Growing Youth Power in the Central Valley
Summer 2021
By Veronica Terriquez PhD, Randy Villegas, Angelina Santiago, Valeria Mena, and Jared Semana
This report takes stock of youth voice and power in the Central Valley. Drawing on surveys, 70 in-depth interviews with youth leaders, participant observations, and voting records, this report seeks to contextualize and provide an account of youth-serving organizations in the region. It begins with a historical overview of the Central Valley, with a focus on migration into the region, its exclusionary political history, and prior efforts to address social justice. After assessing the shared contributions of youth leadership and youth organizing groups, the report then features grassroots and civic engagement campaign efforts. The authors discuss youths’ involvement in these campaigns, showing how these efforts build young people’s ability to lead civic action. The report goes on to discuss the surge in voter turnout, and features some of the activities that groups have engaged in to grow the young electorate. At the same time, this research demonstrates the need for ongoing efforts to reach emerging and young voters. An appendix lists grassroots youth-led campaign wins.
Report Highlights
While residing in a racially diverse region, youth of color in the Central Valley struggle against a legacy of White supremacy as they seek to exercise their voice and help shape policy decisions that impact their communities. At the same time, they can gain inspiration and learn from a rich local history of labor, environmental justice, and other movements led by people of color.

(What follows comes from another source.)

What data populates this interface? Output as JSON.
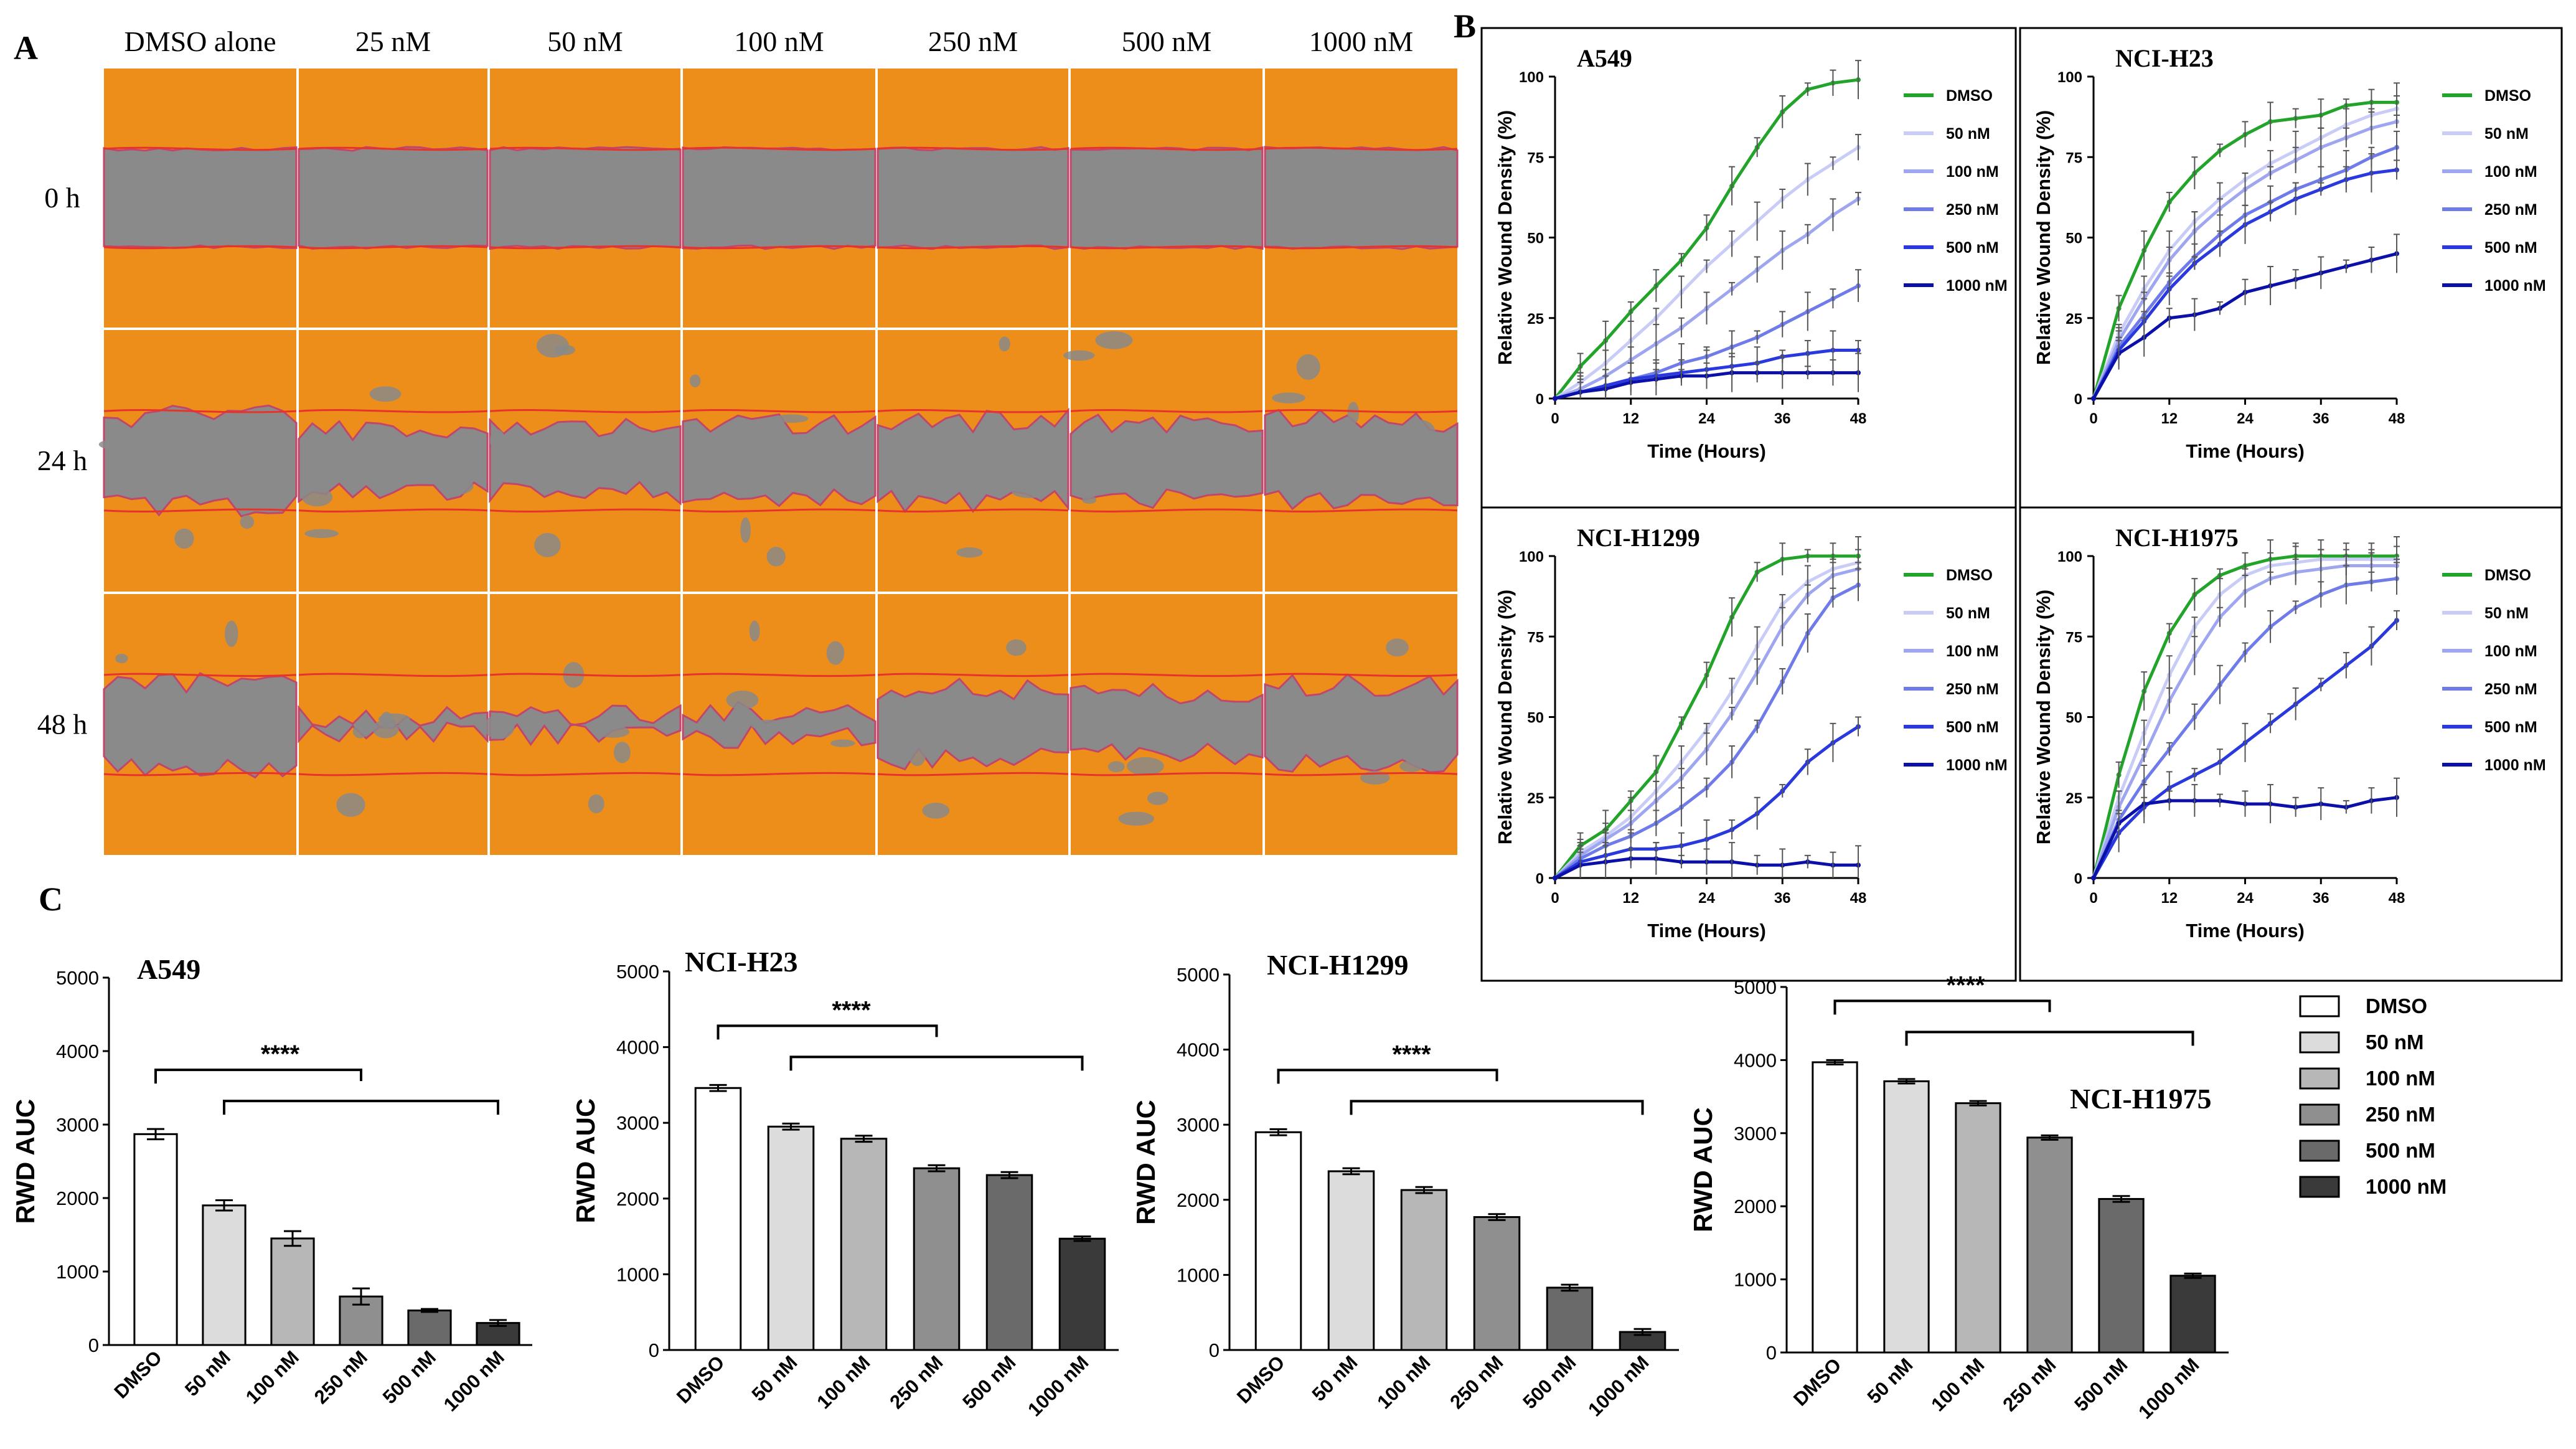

Youth of color comprise the majority of the young population of the Central Valley, but they also encounter disproportionate levels of poverty.

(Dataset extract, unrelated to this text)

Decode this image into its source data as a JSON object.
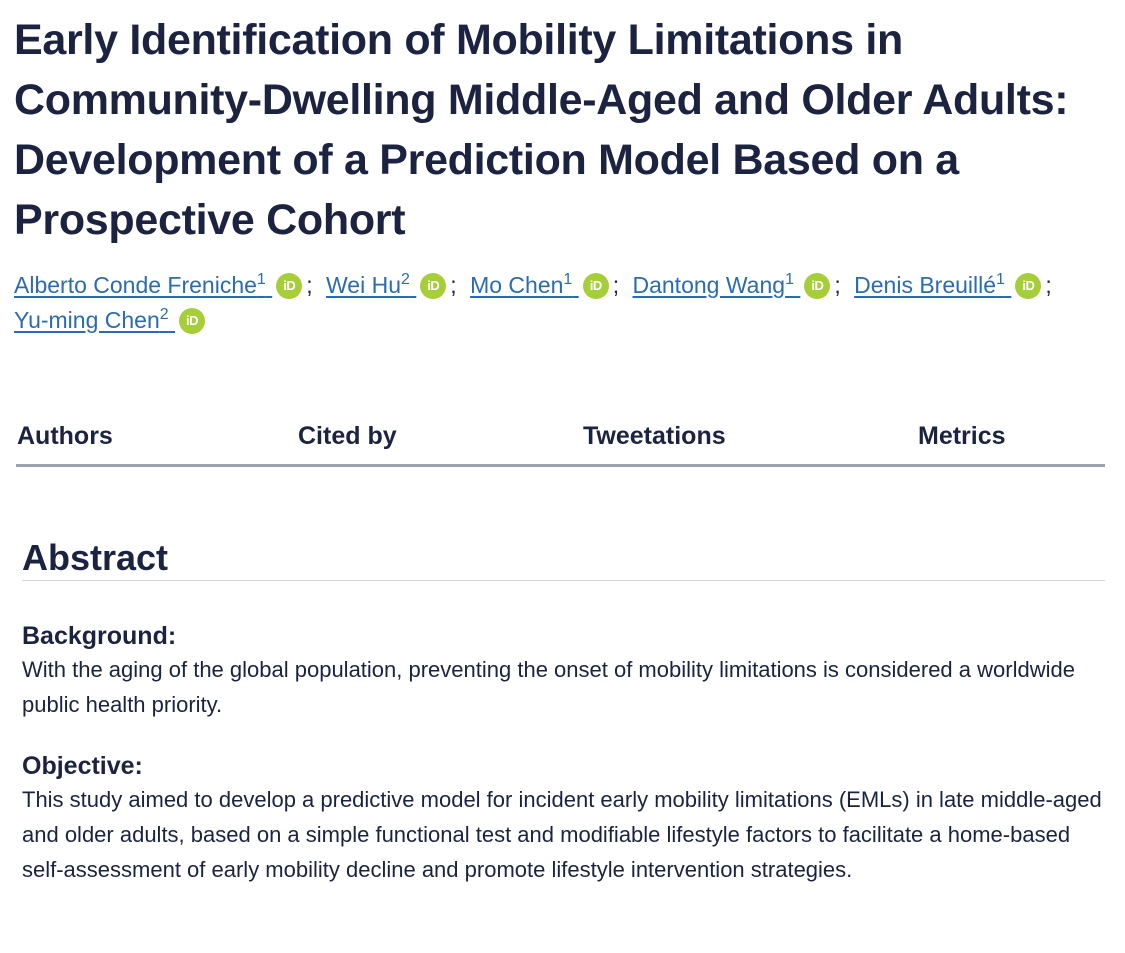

The Central Valley is home to a growing and increasingly interconnected infrastructure of youth organizing and youth leadership groups.

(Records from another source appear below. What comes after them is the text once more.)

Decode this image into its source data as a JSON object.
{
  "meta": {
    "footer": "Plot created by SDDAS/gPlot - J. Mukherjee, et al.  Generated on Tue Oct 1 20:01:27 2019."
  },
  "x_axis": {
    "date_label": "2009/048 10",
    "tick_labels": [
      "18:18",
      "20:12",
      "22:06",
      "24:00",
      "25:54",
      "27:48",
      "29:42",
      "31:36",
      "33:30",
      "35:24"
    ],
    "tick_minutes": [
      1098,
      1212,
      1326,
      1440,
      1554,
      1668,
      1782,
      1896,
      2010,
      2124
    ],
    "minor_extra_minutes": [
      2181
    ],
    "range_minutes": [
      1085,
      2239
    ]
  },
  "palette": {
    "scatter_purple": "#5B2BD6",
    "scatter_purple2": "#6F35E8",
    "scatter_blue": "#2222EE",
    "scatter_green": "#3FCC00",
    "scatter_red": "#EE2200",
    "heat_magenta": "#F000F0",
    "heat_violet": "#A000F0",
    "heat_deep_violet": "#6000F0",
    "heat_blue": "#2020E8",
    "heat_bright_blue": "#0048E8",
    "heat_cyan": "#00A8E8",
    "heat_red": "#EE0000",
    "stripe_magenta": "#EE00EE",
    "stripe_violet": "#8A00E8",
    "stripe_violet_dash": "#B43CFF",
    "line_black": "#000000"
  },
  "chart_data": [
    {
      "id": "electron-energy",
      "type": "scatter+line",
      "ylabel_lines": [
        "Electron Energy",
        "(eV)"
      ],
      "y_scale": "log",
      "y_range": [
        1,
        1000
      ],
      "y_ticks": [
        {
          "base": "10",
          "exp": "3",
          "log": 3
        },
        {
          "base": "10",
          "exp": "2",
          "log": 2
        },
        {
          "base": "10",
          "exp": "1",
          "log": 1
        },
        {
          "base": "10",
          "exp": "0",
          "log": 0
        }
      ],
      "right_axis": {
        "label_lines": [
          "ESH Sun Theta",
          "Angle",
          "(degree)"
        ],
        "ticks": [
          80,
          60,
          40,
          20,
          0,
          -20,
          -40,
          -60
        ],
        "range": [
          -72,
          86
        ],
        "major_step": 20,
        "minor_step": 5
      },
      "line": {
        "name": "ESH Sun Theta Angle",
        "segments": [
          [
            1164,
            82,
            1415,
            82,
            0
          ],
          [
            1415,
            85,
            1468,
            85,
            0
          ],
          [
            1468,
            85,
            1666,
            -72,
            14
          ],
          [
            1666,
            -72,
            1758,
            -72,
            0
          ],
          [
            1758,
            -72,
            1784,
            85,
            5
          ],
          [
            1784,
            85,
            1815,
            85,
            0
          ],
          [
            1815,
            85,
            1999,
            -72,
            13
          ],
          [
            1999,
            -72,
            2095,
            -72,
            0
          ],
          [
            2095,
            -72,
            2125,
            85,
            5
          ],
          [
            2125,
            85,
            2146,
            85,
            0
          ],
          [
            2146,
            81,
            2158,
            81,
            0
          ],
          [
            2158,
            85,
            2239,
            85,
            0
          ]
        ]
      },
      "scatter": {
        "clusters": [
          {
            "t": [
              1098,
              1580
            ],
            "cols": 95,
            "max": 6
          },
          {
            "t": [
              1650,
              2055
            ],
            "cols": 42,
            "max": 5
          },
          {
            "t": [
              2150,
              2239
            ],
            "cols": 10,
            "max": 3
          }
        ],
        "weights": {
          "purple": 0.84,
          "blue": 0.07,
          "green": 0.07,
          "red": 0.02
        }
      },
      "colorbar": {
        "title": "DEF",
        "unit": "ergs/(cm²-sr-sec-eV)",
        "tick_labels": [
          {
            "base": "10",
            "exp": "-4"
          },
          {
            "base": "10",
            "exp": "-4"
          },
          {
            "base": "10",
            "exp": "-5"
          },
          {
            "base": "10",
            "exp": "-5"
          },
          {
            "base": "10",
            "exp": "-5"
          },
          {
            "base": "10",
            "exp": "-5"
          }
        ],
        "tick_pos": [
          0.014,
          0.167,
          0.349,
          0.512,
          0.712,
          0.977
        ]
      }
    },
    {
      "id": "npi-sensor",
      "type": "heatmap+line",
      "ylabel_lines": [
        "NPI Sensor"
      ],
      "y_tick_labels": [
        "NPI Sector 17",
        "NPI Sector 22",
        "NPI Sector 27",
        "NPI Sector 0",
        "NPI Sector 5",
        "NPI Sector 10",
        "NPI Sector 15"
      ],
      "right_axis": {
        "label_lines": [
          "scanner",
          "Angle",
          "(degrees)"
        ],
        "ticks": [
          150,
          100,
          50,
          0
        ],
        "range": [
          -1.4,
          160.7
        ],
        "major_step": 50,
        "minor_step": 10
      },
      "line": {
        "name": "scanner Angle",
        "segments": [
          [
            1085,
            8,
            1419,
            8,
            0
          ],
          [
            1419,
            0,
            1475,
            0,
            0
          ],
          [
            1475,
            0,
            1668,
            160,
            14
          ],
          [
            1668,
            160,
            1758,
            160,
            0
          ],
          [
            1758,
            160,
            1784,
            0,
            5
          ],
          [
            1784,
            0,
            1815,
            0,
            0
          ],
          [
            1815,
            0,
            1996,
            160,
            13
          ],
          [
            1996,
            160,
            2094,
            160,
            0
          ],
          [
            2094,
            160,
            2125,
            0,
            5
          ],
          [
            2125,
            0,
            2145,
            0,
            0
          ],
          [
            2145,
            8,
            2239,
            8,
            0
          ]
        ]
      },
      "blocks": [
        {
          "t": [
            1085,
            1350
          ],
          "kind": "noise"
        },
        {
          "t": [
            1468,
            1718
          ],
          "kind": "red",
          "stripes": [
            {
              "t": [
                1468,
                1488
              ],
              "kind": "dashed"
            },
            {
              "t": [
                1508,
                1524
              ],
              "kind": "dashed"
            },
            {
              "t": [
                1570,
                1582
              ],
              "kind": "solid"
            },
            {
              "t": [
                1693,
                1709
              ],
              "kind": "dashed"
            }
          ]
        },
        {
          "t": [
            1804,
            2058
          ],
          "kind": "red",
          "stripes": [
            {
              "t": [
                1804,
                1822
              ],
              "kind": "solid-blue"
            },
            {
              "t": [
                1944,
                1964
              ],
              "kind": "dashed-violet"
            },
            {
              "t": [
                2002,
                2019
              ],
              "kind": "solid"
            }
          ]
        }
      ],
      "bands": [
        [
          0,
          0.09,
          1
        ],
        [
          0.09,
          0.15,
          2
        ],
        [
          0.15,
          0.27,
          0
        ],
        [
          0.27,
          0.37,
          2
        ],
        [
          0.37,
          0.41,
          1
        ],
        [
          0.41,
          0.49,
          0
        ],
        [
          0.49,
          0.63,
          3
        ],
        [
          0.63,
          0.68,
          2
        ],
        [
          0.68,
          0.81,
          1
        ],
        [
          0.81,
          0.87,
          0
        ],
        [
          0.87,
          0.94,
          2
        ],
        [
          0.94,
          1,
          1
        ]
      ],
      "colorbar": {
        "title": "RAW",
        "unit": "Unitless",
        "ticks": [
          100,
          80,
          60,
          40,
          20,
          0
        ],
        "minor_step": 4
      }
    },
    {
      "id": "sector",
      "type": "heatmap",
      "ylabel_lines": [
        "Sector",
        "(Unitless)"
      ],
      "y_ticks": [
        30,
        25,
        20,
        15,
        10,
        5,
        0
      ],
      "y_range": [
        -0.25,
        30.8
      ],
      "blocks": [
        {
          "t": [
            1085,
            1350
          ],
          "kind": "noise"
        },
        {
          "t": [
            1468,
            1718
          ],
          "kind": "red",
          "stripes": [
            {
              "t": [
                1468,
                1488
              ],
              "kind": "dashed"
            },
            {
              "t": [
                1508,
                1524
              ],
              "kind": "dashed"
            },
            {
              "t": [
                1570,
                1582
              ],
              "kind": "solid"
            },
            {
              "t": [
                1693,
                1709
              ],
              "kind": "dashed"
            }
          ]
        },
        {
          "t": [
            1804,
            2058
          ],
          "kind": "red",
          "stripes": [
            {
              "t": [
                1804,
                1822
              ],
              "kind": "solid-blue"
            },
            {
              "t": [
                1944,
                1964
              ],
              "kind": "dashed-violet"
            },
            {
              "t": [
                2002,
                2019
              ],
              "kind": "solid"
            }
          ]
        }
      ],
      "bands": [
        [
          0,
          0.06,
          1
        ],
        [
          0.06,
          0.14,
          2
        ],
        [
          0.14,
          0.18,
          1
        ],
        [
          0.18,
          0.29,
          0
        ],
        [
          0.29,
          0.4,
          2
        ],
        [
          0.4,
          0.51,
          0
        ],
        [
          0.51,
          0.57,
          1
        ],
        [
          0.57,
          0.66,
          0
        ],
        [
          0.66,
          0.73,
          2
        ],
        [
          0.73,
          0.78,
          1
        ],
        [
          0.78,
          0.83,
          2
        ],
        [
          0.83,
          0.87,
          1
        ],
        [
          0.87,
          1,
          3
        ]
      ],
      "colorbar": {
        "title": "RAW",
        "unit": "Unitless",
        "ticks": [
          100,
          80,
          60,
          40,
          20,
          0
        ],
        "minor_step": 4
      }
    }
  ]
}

To varying degrees, young people in youth organizing and youth leadership groups are receiving developmental supports that help them thrive. Youth in these groups also vary in the extent to which they gain exposure to critical civics education that deepens their understanding of their diverse communities and the social issues they face.
Youth organizing groups are engaging young people in campaigns that develop members’ abilities to lead civic action, and in some cases, these have resulted in at least 25 concrete policy changes between 2017-2020.
While youth-led voter outreach efforts have contributed to recent significant increases in turnout among young voters in the region, large proportions of the young electorate remain disengaged from government elections.
Demographic Diversity and Economic Inequality
Young people of color become civically engaged in a social and economic context. Compared to the entire state, the population in the Central Valley is younger and contains a greater concentration of young people of color. According to the 2018 American Community Survey, 53% of the population is under age 35, compared to 47% for the whole state. Additionally, people of color dominate the population: Nearly two-thirds of these young people are Latinx, and there are substantial communities of Asian-Pacific Islanders and African Americans. In the Central Valley, 23% of residents under the age of 35 identify as White, compared to 28% in California.